“What medicine do you really wish existed?” In 1983, Akihiko Otsuka, president of Otsuka Pharmaceutical at the time, asked this question of a doctor he happened to meet at an airport. “I want a diuretic that only excretes water,” was the doctor's immediate reply. Hyponatremia is a condition in which excess water retention linked to heart failure or hepatic cirrhosis causes dilution of blood sodium. This condition can trigger seizures or convulsions and may be life-threatening. In those days, no effective therapy existed for hyponatremia and patients were subjected to stressful regimens that limited fluid intake.

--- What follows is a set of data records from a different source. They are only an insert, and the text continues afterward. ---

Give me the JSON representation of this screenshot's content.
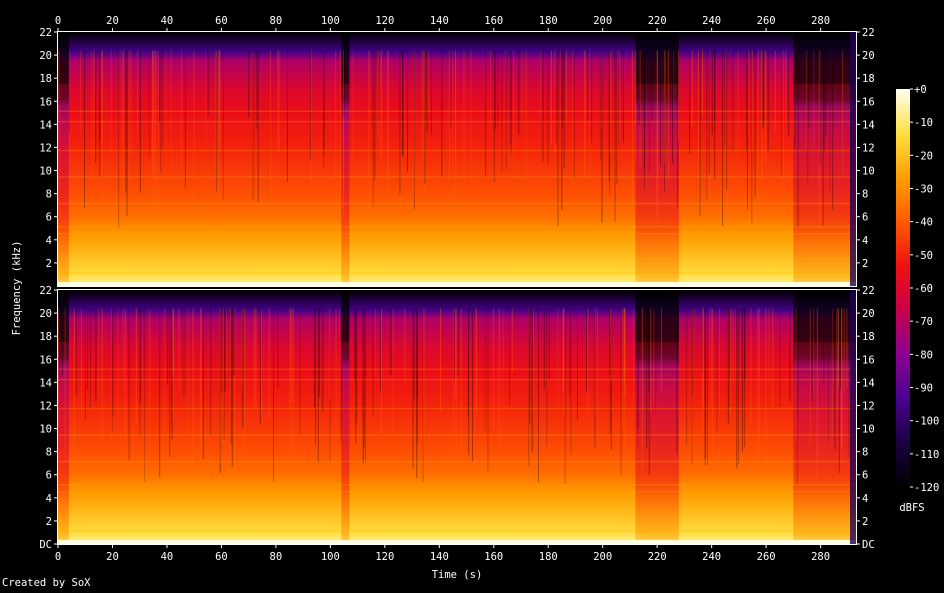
{
  "chart_data": {
    "type": "heatmap",
    "title": "",
    "xlabel": "Time (s)",
    "ylabel": "Frequency (kHz)",
    "x_ticks": [
      "0",
      "20",
      "40",
      "60",
      "80",
      "100",
      "120",
      "140",
      "160",
      "180",
      "200",
      "220",
      "240",
      "260",
      "280"
    ],
    "x_range": [
      0,
      293
    ],
    "y_ticks": [
      "DC",
      "2",
      "4",
      "6",
      "8",
      "10",
      "12",
      "14",
      "16",
      "18",
      "20",
      "22"
    ],
    "y_range_khz": [
      0,
      22
    ],
    "channels": [
      {
        "position": "top",
        "description": "channel 1"
      },
      {
        "position": "bottom",
        "description": "channel 2"
      }
    ],
    "colorbar": {
      "label": "dBFS",
      "ticks": [
        "+0",
        "-10",
        "-20",
        "-30",
        "-40",
        "-50",
        "-60",
        "-70",
        "-80",
        "-90",
        "-100",
        "-110",
        "-120"
      ],
      "range": [
        -120,
        0
      ],
      "colors": [
        "#000000",
        "#1a0040",
        "#4a0090",
        "#8a0090",
        "#c8004a",
        "#f01010",
        "#ff5a00",
        "#ffa000",
        "#ffe040",
        "#fffff0"
      ]
    },
    "band_profile_khz_db": [
      {
        "f": 0.3,
        "db": -8
      },
      {
        "f": 1,
        "db": -14
      },
      {
        "f": 2,
        "db": -18
      },
      {
        "f": 3,
        "db": -22
      },
      {
        "f": 4.5,
        "db": -28
      },
      {
        "f": 6,
        "db": -36
      },
      {
        "f": 8,
        "db": -42
      },
      {
        "f": 12,
        "db": -50
      },
      {
        "f": 15,
        "db": -55
      },
      {
        "f": 17,
        "db": -60
      },
      {
        "f": 19.5,
        "db": -72
      },
      {
        "f": 20.3,
        "db": -95
      },
      {
        "f": 22,
        "db": -120
      }
    ],
    "quiet_segments_s": [
      [
        0,
        4
      ],
      [
        104,
        107
      ],
      [
        212,
        228
      ],
      [
        270,
        292
      ],
      [
        292,
        293
      ]
    ]
  },
  "footer": {
    "credit": "Created by SoX"
  }
}
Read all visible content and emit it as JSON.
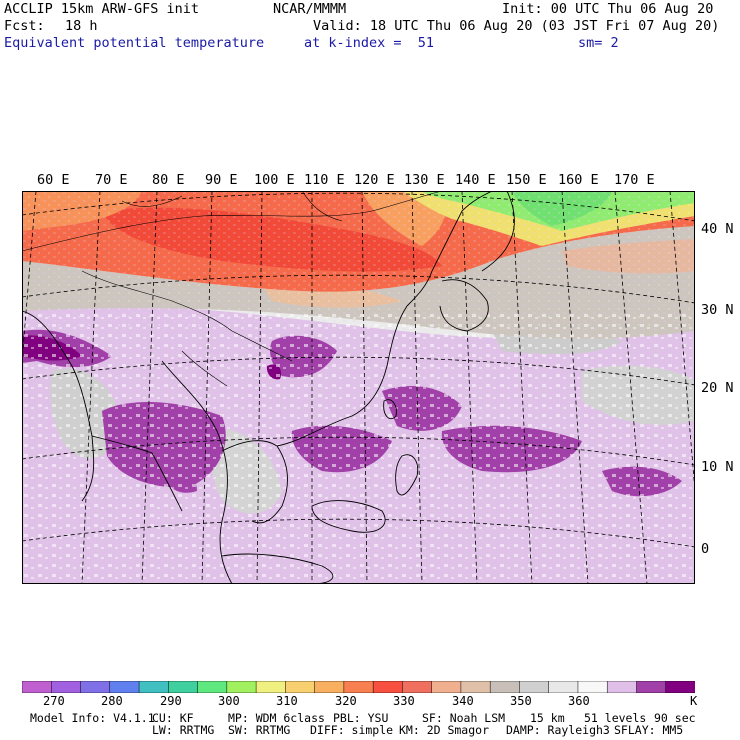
{
  "header": {
    "model": "ACCLIP 15km ARW-GFS init",
    "org": "NCAR/MMMM",
    "init": "Init: 00 UTC Thu 06 Aug 20",
    "fcst_label": "Fcst:",
    "fcst_value": "18 h",
    "valid": "Valid: 18 UTC Thu 06 Aug 20 (03 JST Fri 07 Aug 20)",
    "field": "Equivalent potential temperature",
    "level": "at k-index =  51",
    "smoothing": "sm= 2"
  },
  "map": {
    "lon_labels": [
      "60 E",
      "70 E",
      "80 E",
      "90 E",
      "100 E",
      "110 E",
      "120 E",
      "130 E",
      "140 E",
      "150 E",
      "160 E",
      "170 E"
    ],
    "lat_labels": [
      "40 N",
      "30 N",
      "20 N",
      "10 N",
      "0"
    ]
  },
  "colorbar": {
    "colors": [
      "#c060d0",
      "#a060e0",
      "#8070e8",
      "#6080f0",
      "#40c0c0",
      "#40d0a0",
      "#60e880",
      "#a0f060",
      "#f0f080",
      "#f8d070",
      "#f8b060",
      "#f88050",
      "#f85040",
      "#f07060",
      "#f0b090",
      "#e0c0a8",
      "#c8c0b8",
      "#d0d0d0",
      "#e8e8e8",
      "#f8f8f8",
      "#e0c0e8",
      "#a040a8",
      "#800080"
    ],
    "ticks": [
      "270",
      "280",
      "290",
      "300",
      "310",
      "320",
      "330",
      "340",
      "350",
      "360"
    ],
    "unit": "K"
  },
  "footer": {
    "line1": [
      "Model Info: V4.1.1",
      "CU: KF",
      "MP: WDM 6class",
      "PBL: YSU",
      "SF: Noah LSM",
      "15 km",
      "51 levels",
      "90 sec"
    ],
    "line2": [
      "LW: RRTMG",
      "SW: RRTMG",
      "DIFF: simple",
      "KM: 2D Smagor",
      "DAMP: Rayleigh3",
      "SFLAY: MM5"
    ]
  }
}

An orally administered drug that promoted excretion of only water while limiting excretion of electrolytes: development efforts focusing on meeting these medical needs were far from simple. In the search for a compound that inhibited reabsorption of fluids, identification of a promising compound that became the starting point for focused development took three years. The repeated process of “producing and testing” thousands of compounds continued until 1991, when the structure of the compound which would become the new drug was identified. Eight years had passed from the project launch. According to one researcher, “our company showed great patience, offering fertile ground for continued efforts to develop something beneficial for patients and society.” Developed through tenacious research, a “diuretic that promotes excretion of only water” was launched for treatment of hyponatremia in the U.S. in 2009. In Japan, it was approved for treatment of edema from heart failure in 2010 and for hepatic cirrhosis patients in 2013. A quarter of a century after the initiation of the project, the determined efforts of researchers bore fruit.

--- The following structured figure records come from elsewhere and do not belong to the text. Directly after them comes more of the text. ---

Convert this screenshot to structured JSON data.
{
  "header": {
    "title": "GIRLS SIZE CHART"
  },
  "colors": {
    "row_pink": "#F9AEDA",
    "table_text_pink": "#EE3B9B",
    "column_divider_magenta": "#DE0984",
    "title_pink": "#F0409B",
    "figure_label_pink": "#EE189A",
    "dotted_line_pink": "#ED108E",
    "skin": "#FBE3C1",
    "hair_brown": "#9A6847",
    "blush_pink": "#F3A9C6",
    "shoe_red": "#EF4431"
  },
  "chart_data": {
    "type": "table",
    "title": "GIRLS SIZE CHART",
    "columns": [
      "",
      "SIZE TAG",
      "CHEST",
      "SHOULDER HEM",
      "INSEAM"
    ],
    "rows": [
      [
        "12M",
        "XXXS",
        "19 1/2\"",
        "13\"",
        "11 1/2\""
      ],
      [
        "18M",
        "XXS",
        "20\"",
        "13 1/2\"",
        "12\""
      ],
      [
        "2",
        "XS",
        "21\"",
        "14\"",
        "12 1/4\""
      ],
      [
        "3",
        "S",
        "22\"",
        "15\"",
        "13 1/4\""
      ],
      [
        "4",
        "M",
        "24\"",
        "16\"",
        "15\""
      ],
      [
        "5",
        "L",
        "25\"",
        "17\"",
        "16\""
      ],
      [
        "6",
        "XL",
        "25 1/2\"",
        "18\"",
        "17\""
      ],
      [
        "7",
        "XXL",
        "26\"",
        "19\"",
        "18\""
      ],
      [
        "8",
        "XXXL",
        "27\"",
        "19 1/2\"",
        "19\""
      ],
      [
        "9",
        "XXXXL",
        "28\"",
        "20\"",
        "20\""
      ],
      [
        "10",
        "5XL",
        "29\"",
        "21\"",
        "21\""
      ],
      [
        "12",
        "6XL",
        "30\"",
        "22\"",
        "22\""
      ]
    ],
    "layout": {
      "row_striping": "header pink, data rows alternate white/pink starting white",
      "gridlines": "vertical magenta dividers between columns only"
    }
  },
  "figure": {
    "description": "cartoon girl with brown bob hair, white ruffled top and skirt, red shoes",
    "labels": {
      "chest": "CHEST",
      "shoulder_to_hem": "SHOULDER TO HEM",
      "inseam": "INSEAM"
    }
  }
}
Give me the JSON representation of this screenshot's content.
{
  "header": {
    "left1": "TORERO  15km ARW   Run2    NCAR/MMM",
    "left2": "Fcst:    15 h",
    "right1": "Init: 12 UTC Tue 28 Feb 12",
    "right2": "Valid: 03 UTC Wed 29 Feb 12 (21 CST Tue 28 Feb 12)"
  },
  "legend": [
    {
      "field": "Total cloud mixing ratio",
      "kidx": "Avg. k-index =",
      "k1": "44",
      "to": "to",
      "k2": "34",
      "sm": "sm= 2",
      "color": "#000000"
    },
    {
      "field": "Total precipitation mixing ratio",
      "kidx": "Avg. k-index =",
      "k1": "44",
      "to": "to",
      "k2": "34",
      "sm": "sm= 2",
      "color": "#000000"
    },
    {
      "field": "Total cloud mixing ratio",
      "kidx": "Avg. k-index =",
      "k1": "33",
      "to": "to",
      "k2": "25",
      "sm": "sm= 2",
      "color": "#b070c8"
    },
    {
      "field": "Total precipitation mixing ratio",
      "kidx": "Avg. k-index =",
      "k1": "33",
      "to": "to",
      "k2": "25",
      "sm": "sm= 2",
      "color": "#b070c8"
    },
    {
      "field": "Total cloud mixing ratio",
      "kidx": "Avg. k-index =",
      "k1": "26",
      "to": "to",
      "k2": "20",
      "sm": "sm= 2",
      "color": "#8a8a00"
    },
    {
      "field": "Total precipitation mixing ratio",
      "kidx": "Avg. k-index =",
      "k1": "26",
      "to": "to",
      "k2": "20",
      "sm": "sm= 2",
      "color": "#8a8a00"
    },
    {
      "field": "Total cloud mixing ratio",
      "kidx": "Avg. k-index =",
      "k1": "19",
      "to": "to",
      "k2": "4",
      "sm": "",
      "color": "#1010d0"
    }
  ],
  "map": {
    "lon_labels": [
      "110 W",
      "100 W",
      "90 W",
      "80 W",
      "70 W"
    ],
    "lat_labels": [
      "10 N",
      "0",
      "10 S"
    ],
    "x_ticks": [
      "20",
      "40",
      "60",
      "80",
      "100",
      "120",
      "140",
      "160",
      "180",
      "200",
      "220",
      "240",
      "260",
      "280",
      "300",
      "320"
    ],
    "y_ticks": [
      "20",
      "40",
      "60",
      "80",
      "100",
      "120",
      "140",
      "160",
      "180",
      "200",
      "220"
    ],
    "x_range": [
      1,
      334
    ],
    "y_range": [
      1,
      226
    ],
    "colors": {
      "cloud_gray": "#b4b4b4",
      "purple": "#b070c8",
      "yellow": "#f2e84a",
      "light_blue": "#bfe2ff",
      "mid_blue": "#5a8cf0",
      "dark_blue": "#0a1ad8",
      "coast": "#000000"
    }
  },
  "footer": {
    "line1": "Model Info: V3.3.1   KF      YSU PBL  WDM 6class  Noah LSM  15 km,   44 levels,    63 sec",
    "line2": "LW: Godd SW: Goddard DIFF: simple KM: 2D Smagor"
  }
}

In the course of research into this new compound, potential for treatment of an entirely different disease became apparent. The compound showed potential as a new treatment for autosomal dominant polycystic kidney disease (ADPKD), a rare genetic ailment. At that time, ADPKD was a relatively unknown disease, with no established treatment options. Few physicians had the ability to accurately diagnose this intractable disease. Clinical studies for treatment of ADPKD were launched in 2004. Teams in Japan, the U.S. and Europe conducted the first collaborative clinical study with over 1,400 patients in 15 countries.
These large-scale clinical studies began in 2007. Results presented at the American Society of Nephrology in 2012 were published in an international academic journal. In 2014 the world's first treatment for ADPKD was approved in Japan, but various hurdles remained before approval could be obtained in the U.S. Convinced that “patients in the U.S. should benefit” from the compound, researchers completed painstaking preparations for a second round of large-scale clinical trials, leading to approval in the U.S. in 2018.
“First in class.” In the pharmaceutical industry, this term is used to describe highly effective innovative new drugs with novel mechanisms that have the potential to change the therapeutic landscape. Development of such first-in-class drugs requires immeasurable time and unimaginable dedication.
A new diuretic contributes to treatment of edema in patients with heart failure or hepatic cirrhosis and also serves as a therapeutic drug for ADPKD, a rare disease that previously had no treatment. Developed through the tenacious efforts of Otsuka researchers, this innovative global drug has been approved in more than 40 countries and regions.